What else are you planning to do while working with the grant?
We are planning to combine protocols. For example, when a patient comes in with not one, but two or three diseases, they have to be treated in accordance with several protocols. We want to combine the COVID-19 treatment protocol with various other diseases.
The second thing is predictive modeling. Hospitals have to work extra-hard, which leads to rising death rates in different regions. Hospitals are full. In many cases, hospitals admit not the patients that needed help but the wrong ones. If a patient was admitted who didn't need emergency hospitalization, then this patient took the place of someone who really needed it.
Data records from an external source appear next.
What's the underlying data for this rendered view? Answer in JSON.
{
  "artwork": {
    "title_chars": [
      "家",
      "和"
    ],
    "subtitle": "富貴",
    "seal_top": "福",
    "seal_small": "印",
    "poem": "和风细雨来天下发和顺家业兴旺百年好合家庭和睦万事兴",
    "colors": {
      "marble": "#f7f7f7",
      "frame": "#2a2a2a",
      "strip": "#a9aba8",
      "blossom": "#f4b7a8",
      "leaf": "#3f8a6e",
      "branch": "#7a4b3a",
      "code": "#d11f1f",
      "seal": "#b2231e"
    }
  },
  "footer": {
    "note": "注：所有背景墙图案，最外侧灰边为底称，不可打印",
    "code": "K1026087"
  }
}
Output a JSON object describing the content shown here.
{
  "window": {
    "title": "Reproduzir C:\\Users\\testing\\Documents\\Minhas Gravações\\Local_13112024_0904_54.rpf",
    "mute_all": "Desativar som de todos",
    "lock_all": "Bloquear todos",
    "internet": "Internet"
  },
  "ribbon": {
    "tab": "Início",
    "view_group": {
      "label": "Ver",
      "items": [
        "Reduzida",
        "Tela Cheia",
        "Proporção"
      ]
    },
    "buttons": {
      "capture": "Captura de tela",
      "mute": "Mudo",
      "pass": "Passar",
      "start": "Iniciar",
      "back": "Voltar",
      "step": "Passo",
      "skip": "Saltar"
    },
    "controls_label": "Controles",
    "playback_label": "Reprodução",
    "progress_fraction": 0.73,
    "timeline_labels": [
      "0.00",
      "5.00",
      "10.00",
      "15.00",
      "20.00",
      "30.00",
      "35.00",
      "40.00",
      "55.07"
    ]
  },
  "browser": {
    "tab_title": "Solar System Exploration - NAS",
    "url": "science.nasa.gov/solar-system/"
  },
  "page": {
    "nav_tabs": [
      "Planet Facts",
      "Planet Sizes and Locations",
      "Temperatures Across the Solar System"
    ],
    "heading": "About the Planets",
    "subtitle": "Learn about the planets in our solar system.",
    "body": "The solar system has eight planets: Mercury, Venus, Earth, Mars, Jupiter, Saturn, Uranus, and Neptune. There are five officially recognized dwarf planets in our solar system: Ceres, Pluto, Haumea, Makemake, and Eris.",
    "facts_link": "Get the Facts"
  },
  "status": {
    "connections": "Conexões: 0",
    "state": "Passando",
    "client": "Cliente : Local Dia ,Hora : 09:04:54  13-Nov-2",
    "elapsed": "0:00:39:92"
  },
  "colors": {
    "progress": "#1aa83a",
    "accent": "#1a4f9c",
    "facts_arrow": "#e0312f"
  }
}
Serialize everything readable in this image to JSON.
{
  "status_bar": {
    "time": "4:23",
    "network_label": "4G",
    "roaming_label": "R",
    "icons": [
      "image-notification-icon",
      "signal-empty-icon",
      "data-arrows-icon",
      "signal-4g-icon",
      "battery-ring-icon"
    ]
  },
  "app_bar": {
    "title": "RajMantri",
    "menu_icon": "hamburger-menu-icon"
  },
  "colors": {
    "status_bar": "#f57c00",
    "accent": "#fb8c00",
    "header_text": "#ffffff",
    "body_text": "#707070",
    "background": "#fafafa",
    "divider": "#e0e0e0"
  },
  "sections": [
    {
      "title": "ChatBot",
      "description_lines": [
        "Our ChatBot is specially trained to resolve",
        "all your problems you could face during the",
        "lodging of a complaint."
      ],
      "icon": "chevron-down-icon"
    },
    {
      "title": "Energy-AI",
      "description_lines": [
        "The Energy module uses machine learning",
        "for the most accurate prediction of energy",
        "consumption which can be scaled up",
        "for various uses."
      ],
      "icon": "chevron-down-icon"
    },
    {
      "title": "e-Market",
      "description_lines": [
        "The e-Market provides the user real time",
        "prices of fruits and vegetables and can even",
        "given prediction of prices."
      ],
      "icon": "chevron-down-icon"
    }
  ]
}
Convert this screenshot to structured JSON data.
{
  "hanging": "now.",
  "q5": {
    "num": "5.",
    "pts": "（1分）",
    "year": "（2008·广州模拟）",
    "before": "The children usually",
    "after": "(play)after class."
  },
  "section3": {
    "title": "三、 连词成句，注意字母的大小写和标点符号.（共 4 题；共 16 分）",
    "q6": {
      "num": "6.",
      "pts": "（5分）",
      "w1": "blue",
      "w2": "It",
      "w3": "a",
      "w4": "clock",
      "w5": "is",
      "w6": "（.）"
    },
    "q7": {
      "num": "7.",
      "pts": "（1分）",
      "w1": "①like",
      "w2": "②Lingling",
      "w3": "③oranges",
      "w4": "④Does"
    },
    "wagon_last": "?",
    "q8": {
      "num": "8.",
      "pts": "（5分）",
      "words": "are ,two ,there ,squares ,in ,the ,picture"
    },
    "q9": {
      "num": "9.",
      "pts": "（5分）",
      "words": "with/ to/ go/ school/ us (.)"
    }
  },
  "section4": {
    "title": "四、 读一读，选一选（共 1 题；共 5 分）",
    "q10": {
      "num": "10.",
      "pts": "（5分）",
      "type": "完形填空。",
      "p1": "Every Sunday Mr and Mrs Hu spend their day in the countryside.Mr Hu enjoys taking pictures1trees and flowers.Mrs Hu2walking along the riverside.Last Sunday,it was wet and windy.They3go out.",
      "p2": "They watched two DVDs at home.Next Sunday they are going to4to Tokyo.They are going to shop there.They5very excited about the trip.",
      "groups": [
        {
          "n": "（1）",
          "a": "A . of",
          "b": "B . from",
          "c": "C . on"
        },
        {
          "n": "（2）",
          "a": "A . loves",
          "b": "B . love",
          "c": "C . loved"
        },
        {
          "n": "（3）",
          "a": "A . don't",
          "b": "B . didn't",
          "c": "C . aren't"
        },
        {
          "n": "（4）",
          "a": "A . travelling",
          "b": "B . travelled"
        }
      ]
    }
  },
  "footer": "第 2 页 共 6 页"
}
We want to use neural networks and machine learning to process a huge amount of data and find potential correlations. It would be great if we could identify some indicators that would say that a patient has to be taken to the hospital. We hope that our algorithms will be able to find something that scientists and doctors have not spotted yet. We have until the end of 2021 to do this. I hope that in the fall we will have preliminary results that we can base more accurate models on.
We are hoping to see the pandemic will subside soon. Will your system remain relevant after that?
The system will not go anywhere. Initially, we weren’t developing it for COVID-19. What we had in mind were cardiovascular diseases, cancer, and autoimmune diseases, including multiple sclerosis. It is not about COVID-19 specifically, it is just that this issue is relevant now and we want to contribute to battling the pandemic. But in general our system is not linked to it.